Brian Doherty gives Colin Powell a nasty send-off. The man who was expected to be an adult, and to maintain a sober view of foreign policy and war, providing a corrective to the neo-cons, lost every battle to the neo-cons, never resigned over a principle, and in fact became famous for offering some of the most extreme defences of the false pretexts for war. Doherty concludes that Powell is a mere careerist. But again: isn't something bigger going on? The Powell doctrine says: only make war when you are sure of winning. The neo-cons say: make war more or less continuously, maintain enough forces to fight on several fronts at once, there's nothing wrong with maintaining something like the military presence, at least, of the old British Empire. But if Bush is right about the future, the two doctrines converge. The need for caution is overridden by the massive fact that the U.S. simply is going to win.

Even Peggy Noonan is surprised (saddened?) at the lack of "nuance". (The Kerry word!). She respects Bush for wanting to change the status quo, recognizing that the world is not constant (not wanting to simply kick the can a few feet, etc.; he either wants to do something historic or transformative, or nothing at all); but "some things are constant, such as human imperfection, injustice, misery and bad government. This world is not heaven."

Ending tyranny in the world? Well that's an ambition, and if you're going to have an ambition it might as well be a big one. But this declaration, which is not wrong by any means, seemed to me to land somewhere between dreamy and disturbing. Tyranny is a very bad thing and quite wicked, but one doesn't expect we're going to eradicate it any time soon. Again, this is not heaven, it's earth.

[snip]
...promising moments were followed by this, the ending of the speech. "Renewed in our strength--tested, but not weary--we are ready for the greatest achievements in the history of freedom."


This is--how else to put it?--over the top. It is the kind of sentence that makes you wonder if this White House did not, in the preparation period, have a case of what I have called in the past "mission inebriation." A sense that there are few legitimate boundaries to the desires born in the goodness of their good hearts.
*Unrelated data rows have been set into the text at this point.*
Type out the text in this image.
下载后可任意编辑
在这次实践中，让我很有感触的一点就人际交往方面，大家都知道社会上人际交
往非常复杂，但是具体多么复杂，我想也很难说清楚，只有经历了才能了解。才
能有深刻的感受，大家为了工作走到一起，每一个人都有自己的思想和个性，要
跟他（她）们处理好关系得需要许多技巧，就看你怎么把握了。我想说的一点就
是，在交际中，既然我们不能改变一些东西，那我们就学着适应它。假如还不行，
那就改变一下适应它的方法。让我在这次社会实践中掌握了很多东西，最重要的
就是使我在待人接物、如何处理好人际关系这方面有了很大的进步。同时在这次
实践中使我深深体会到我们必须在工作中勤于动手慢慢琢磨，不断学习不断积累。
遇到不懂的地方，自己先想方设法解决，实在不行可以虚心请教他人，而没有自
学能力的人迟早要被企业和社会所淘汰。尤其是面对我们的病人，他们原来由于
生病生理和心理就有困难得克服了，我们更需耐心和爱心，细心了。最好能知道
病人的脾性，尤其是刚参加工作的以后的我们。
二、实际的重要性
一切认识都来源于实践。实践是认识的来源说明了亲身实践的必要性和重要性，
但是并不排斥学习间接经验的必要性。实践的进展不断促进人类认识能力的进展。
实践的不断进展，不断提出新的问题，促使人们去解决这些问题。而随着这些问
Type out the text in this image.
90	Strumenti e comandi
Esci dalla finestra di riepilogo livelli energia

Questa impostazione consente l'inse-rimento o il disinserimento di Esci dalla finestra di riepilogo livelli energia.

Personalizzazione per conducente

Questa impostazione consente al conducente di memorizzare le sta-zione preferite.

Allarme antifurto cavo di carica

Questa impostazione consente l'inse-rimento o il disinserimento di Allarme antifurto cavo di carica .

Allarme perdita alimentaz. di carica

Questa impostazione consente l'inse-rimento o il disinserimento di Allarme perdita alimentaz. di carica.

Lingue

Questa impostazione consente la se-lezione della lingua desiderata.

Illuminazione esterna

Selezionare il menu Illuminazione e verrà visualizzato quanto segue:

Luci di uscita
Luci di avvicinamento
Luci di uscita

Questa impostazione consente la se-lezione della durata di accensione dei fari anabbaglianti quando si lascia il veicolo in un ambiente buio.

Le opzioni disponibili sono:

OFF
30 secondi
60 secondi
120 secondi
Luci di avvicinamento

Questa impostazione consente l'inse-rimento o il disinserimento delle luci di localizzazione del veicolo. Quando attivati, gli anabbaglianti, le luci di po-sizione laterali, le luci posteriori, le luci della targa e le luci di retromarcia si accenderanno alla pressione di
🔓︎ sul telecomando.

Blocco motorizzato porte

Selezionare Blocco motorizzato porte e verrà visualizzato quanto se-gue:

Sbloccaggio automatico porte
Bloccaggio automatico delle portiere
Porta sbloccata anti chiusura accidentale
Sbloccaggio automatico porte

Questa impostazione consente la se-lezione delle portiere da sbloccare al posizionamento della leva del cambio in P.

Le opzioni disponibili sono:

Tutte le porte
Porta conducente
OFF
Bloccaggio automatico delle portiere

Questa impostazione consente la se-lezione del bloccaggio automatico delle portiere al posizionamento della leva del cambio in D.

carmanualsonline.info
One wonders if they shouldn't ease up, calm down, breathe deep, get more securely grounded. The most moving speeches summon us to the cause of what is actually possible. Perfection in the life of man on earth is not.


If the Bushies actually believe what they say, they may be functioning like people who are high, drunk, or crazy. Maybe they don't believe it, and they are actually very practical realists who sense the advantages of showing off their power; only the overwhelmingly powerful would speak this way.

I've gone on too long, but: we may still look forward to the last man, living in a homogeneous spiritless world, with dread; but being the second-last man, making the final changes to history, can still be pretty exciting.